There are also downsides to the idea. For starters, it might not be legal. According to Bergsten, U.S. law doesn’t explicitly say whether the Commerce Department is allowed to treat currency manipulation as an illegal subsidy. The World Trade Organization’s rules are also murky on that point, he says, meaning the administration’s new approach would likely be challenged. “If the U.S. starts doing cases of this type, it will undoubtedly be contested in front of the WTO,” Bergsten told me. At that point, the administration will have to decide whether to back off its plan or defend it.

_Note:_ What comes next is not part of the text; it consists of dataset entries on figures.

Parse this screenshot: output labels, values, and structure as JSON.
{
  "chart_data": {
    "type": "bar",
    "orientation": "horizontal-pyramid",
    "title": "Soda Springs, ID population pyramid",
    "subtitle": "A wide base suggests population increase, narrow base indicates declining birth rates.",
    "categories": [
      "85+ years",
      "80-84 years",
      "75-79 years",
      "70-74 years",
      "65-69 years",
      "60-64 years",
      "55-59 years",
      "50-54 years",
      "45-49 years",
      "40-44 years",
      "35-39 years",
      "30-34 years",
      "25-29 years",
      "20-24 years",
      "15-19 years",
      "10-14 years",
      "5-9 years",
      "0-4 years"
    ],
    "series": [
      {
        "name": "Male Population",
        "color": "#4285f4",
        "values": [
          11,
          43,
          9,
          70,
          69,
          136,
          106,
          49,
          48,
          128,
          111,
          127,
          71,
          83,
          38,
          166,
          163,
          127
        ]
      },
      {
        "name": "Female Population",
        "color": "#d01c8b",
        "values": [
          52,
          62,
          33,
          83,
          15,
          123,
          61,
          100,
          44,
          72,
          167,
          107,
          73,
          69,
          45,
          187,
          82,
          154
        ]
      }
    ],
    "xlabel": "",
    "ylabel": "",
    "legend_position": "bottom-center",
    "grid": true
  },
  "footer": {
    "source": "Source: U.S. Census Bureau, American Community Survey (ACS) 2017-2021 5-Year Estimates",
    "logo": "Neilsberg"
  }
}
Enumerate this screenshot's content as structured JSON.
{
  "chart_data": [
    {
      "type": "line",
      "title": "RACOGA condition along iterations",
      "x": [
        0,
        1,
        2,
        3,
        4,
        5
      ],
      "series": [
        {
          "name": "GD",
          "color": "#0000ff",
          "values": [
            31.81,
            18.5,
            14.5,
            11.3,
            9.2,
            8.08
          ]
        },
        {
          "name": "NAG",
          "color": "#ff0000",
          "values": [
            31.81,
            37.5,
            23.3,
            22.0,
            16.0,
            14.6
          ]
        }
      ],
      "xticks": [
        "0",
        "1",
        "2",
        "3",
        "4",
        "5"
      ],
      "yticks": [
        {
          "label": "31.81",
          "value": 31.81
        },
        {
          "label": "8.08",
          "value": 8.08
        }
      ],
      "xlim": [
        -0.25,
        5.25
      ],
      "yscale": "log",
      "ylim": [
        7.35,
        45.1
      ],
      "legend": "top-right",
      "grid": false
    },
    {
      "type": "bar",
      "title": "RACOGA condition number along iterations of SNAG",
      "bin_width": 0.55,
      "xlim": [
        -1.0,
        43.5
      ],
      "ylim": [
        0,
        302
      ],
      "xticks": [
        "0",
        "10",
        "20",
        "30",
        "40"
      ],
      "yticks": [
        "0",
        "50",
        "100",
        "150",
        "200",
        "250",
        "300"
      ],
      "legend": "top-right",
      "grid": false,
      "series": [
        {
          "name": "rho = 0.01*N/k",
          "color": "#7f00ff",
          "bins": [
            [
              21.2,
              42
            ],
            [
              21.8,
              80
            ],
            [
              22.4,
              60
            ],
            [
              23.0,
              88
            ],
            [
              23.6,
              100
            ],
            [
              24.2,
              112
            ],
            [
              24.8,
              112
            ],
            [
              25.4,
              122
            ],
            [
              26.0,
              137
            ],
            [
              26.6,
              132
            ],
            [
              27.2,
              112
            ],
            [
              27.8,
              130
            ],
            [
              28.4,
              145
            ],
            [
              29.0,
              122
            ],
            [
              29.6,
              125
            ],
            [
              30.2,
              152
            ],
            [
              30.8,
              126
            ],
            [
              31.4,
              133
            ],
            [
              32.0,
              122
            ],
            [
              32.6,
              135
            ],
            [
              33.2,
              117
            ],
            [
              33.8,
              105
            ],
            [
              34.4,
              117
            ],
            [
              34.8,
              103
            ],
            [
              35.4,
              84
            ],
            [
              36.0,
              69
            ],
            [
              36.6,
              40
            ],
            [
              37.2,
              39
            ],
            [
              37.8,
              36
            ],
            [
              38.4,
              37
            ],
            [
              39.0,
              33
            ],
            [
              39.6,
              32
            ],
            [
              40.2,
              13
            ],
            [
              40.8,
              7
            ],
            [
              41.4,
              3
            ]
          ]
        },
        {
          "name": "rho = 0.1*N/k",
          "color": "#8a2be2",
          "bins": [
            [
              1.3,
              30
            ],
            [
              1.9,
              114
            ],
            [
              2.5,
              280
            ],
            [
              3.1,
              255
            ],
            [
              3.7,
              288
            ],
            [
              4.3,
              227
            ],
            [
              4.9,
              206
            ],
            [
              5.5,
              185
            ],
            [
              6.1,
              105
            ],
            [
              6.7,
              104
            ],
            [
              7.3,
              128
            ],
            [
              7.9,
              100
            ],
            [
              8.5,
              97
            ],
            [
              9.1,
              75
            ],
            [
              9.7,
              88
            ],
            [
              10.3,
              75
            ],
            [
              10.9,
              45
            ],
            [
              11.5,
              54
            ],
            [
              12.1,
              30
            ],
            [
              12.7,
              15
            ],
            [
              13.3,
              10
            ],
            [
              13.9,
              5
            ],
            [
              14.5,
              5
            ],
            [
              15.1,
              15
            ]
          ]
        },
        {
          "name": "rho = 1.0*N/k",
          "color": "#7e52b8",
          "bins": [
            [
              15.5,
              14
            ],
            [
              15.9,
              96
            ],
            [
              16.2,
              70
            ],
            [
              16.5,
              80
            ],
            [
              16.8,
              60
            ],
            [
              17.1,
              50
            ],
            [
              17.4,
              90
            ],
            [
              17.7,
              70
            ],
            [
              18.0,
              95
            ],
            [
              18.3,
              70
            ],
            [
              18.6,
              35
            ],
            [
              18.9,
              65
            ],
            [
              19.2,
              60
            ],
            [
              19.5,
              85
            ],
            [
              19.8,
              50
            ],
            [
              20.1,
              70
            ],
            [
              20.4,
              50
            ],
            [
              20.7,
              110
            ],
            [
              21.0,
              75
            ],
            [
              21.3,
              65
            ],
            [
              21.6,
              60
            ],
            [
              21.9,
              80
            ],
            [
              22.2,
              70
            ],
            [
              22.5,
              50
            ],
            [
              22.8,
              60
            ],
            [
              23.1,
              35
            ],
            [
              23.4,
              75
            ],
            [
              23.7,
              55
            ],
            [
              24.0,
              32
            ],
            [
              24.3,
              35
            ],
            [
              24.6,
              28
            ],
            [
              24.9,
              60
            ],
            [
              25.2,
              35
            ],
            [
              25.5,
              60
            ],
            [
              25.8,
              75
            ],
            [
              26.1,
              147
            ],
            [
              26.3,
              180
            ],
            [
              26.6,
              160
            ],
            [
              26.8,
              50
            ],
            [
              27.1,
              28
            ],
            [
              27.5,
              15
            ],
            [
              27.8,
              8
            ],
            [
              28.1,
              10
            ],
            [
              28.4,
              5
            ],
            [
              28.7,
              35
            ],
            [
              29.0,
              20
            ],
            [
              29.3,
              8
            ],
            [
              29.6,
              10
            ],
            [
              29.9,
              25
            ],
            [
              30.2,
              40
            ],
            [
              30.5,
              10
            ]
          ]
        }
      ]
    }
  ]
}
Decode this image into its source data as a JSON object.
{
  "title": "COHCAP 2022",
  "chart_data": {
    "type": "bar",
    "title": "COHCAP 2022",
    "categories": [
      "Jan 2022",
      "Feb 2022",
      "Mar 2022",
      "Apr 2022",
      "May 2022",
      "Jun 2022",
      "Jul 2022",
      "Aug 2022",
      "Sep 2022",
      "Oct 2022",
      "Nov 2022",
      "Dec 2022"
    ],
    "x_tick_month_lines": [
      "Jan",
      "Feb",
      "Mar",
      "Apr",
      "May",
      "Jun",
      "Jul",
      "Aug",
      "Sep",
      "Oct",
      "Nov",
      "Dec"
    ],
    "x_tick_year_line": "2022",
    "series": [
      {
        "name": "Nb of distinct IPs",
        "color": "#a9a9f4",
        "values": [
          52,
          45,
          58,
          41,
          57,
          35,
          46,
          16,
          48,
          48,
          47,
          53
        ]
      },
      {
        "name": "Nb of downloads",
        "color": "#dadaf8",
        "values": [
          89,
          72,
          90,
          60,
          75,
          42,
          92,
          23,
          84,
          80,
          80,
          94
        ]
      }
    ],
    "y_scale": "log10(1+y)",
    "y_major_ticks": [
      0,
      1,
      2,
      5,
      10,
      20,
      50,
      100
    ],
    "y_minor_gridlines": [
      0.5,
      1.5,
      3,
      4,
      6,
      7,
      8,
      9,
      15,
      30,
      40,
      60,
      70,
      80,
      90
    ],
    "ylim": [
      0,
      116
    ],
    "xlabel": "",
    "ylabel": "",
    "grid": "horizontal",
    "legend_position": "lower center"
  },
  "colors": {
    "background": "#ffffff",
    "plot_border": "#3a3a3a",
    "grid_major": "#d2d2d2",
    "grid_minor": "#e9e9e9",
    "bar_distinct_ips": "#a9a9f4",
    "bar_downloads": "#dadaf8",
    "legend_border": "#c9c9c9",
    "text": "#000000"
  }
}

Finally, if China ever did start manipulating the value of its currency down again, letting companies complain about it to the Commerce Department might be an inadequate response. As the 2012 report put it:

Countervailing duties offer sector-specific or microeconomic response to the across-the-board macroeconomic problem of currency manipulation. All CVDs now in force in the United States cover only $7 billion of imports, a tiny share of total trade. Hence they are less than an ideal solution.

At the moment, though, the actual modesty of this proposal is kind of comforting. Team Trump is looking for a way to make good on the president’s vow to get tough on currency manipulation, real or imagined, without causing needless havoc. It’s a faint and welcome sign of sanity.

*Correction, Feb. 15, 2017: This post originally misspelled Shenzhen.